If breast and ovarian cancer are in your family history, you may have a genetic mutation that increases your risk for these forms of cancer. The Scripps Polster Breast Care Center offers educational resources on identifying and managing hereditary breast cancer and ovarian cancer, and assistance in the testing process.
If have experienced any of the following in your health history, you may be interested in learning more about what you can do to lower your risk:
- Diagnosis of breast cancer before age 50
- Multiple cancer diagnoses
- One or more family members with ovarian cancer (any age)
- Two or more family members with breast cancer, diagnosed before age 50
- Male relative diagnosed with breast cancer
- One or more family members with breast cancer diagnosed before age 50 and Ashkenazi Jewish ancestry
- Known BRCA1/BRCA2 mutation in the family
A blood test can determine whether you have a BRCA1 or BRAC2 gene mutation, which are responsible for approximately 5 percent of all breast and ovarian cancers diagnosed. Women with BRCA mutations have:
- Approximately an 87 percent chance of developing breast cancer, and approximately a 44 percent chance of developing ovarian cancer by age 70
- A higher risk of developing secondary cancers
Genetic information can help you and your health care providers manage your health care needs more effectively. Many insurance plans cover a large portion of the cost of this test. It is important to know that the Federal Health Insurance Portability and Accountability Act of 1996 prohibits health insurance discrimination based on genetic information.
Women who carry a mutation in the BRCA gene are encouraged to talk to their physicians or medical providers about ways to reduce their risk.

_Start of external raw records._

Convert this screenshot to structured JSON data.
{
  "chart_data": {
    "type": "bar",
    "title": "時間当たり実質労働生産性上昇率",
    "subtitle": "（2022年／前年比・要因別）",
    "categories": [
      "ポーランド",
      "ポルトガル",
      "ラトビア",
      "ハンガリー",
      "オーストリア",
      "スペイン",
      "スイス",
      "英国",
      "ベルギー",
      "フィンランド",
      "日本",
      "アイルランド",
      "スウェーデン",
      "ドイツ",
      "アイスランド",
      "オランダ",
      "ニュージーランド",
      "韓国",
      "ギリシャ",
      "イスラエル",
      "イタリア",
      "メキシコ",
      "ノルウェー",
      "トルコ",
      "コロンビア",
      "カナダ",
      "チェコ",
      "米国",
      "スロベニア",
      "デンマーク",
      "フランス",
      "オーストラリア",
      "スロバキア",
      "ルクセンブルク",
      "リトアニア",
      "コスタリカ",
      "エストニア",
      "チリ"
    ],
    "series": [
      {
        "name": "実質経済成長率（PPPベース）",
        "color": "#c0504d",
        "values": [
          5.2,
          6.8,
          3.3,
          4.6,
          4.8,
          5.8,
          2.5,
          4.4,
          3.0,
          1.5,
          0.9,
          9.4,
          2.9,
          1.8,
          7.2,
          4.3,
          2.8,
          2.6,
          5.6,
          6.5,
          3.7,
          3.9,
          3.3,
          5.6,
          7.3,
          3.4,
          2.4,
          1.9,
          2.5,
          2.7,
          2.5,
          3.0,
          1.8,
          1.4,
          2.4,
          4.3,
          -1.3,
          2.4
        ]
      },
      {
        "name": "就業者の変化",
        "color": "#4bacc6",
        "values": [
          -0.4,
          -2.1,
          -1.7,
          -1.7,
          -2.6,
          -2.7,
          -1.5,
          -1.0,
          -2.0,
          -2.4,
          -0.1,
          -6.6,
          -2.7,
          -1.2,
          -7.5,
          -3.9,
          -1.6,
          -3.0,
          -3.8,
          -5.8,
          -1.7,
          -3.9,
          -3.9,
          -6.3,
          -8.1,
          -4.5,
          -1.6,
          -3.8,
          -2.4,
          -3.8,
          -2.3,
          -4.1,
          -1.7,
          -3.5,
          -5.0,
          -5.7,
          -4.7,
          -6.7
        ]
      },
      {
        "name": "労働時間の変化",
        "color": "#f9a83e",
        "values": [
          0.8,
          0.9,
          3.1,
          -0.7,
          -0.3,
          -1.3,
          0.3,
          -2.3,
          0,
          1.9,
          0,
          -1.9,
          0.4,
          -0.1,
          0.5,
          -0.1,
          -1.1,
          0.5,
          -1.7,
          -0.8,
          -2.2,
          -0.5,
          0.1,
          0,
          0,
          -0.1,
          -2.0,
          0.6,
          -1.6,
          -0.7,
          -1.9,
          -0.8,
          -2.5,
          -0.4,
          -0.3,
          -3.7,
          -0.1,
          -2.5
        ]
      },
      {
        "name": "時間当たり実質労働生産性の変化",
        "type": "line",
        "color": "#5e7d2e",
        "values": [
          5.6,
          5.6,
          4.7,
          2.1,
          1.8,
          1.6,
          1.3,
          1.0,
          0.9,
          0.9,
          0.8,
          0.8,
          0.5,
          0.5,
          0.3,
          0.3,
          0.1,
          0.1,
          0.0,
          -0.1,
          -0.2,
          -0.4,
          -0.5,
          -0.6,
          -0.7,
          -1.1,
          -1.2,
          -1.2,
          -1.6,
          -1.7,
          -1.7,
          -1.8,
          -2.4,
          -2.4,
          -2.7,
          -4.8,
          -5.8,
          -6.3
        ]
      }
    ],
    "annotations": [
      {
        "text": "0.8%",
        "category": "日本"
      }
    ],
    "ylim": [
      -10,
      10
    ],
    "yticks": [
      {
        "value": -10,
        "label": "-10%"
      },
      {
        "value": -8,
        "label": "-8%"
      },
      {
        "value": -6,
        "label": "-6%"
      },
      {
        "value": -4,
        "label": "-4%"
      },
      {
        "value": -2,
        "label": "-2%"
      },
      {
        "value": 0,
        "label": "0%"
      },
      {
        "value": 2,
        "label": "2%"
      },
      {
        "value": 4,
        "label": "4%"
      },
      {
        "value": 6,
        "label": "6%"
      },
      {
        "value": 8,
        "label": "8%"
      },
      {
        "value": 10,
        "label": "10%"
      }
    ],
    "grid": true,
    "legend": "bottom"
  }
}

Recommendations may include:
- Increased surveillance — Monthly breast self-exams and annual clinical breast exams, mammograms, transvaginal ultrasound and CA 125 blood tests.
- Preventive drug therapy — For women who carry the BRCA mutation, Tamoxifen has been shown to reduce the risk of breast cancer and oral contraceptives have been shown to reduce the risk of ovarian cancer.
- Preventive surgery — Prophylactic mastectomy can significantly reduce the risk of breast cancer, and prophylactic oophorectomy (removal of ovaries and fallopian tubes) reduces the risk of ovarian cancer and may reduce the risk of breast cancer in women who carry BRCA mutations.
Knowing your risk and doing everything you can to lower it could make a big difference for you, your family and future medical management choices.